Anstalts-Psychologe in der Unterhose

Anstalts-Psychologe in der Unterhose
Therapeut soll Kolleginnen begrapscht haben. Kritik an laschen Reaktionen der Justizverwaltung.

Ausgerechnet zwei Psychologen, die ihre Triebe selbst nicht im Griff zu haben scheinen, therapieren im Gefängnis Sexualstraftäter. Wie der Falter berichtet, ermittelt die Staatsanwaltschaft Graz gegen den einen Psychologen wegen des Verdachts der sexuellen Belästigung: Der Mann soll als stellvertretender Leiter des psychosozialen Dienstes der Karlau ständig in der Unterhose aufgetreten sein und Kolleginnen begrapscht haben. Die Reaktion der Vollzugsdirektion erschöpfte sich in einer Versetzung. Der Psychologe macht nun Dienst in der Justizanstalt Graz-Jakomini, bestätigt General Peter Prechtl: "Sollten sich die Vorwürfe bestätigen, wird das Dienstverhältnis aber beendet."

Derzeit läuft das Verfahren bei der Justiz wegen drei Vorfällen mit zwei mutmaßlichen Opfern, sagt Staatsanwalt Hansjörg Bacher. "Brust und Genitalbereich sollen über der Kleidung berührt worden sein." Der Falter zitiert detaillierter aus Protokollen. Ihr Vorgesetzter habe ihre Brüste betastet, berichtet eine Frau: "Sie stehen so schön weg, da muss man hingreifen", habe er gesagt. Eine Kollegin schilderte, wie ihr der Mann in den Schritt gegriffen habe: "Was soll ich mit meiner Geilheit machen?"

Zweiter Fall

Dem Psychologen und einem Psychiater wird außerdem vorgeworfen, trotz Hinweisen die Suizidgefahr eines Häftlings ignoriert und ihn im Keller isoliert zu haben.
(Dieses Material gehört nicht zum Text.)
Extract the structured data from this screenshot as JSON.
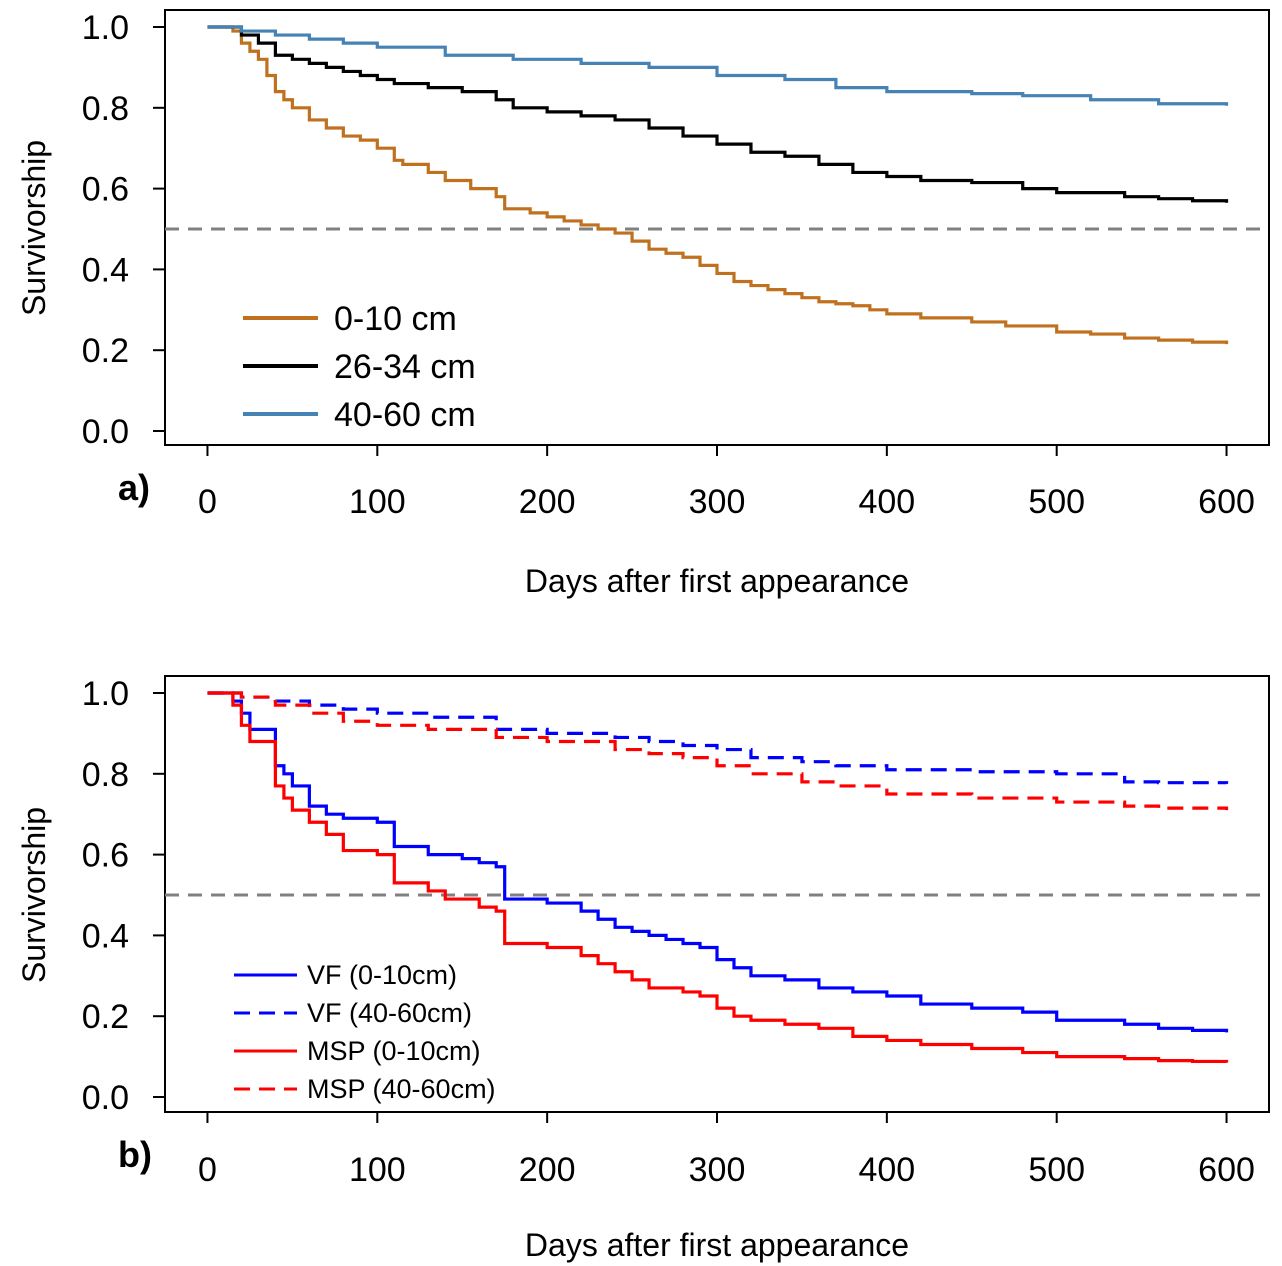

Der Mann erhängte sich. Ermittelt wird wegen des Verdachts der fahrlässigen Tötung.

Der versetzte Psychologe arbeitet auch in Graz-Jakomini weiter mit Sexualstraftätern. Macht das Sinn? "Man könnte auf seine Dienstleistung verzichten", überlegt General Prechtl. "Aber das hieße, dass er bei vollen Bezügen zu Hause sitzt."

Doch der Psychologe soll kein Einzelfall sein. Auch gegen seinen Ex-Vorgesetzten, den Chefpsychologen in der Karlau, gab es Vorwürfe. Da soll es um anzügliche Äußerungen und SMS gegenüber Kolleginnen gegangen sein. "Das war 2010 und ist rechtskräftig beendet", verweist Prechtl auf ein Disziplinarurteil über 300 Euro Strafe.

Heftige Kritik am Umgang kommt von Psychiater Patrick Frottier, Berater und Gutachter des Justizministeriums. Er ist ehemaliger psychiatrischer Leiter der Justizanstalt Wien-Mittersteig. "Wenn es Übergriffe gibt, müssen schnelle und untadelige Signale gesetzt werden, dass solches Verhalten nicht toleriert wird." Das sei im Fall des Chefpsychologen in der Karlau offenbar nicht passiert.

Kein Vorbild

Frottier betont, dass gerade Psychologen und Psychiater Vorbilder sein müssten. "In jedem anderen Betrieb würde jemand, der so etwas gemacht hat, binnen fünf Minuten suspendiert. Und man müsste sagen, der ist kein Vorbild, daher können wir ihn nicht behalten." Wenn bei einem Chef, der so etwas mache, die Konsequenzen so minimal seien, dürfe man sich nicht wundern, wenn der Stellvertreter das Gleiche mache. "Sofern er das gemacht hat, hat er sich von den Konsequenzen offensichtlich nicht beeindrucken lassen."

Im Zusammenhang mit dem Beamten aus der Anstalt Wien-Josefstadt, der weibliche Gefangene zu sexuellen Diensten genötigt haben soll, sieht Frottier "ein Sittenbild, wie es in den Justizanstalten möglicherweise zugeht."

Der versetzte Grazer Psychologe weist die Vorwürfe von sich. Die Frauen hätten freiwillig mit ihm geschmust. Sein Ex-Chef sieht "alles aus dem Zusammenhang" gerissen, gesteht aber zu: Er habe sich "nicht ganz richtig" benommen.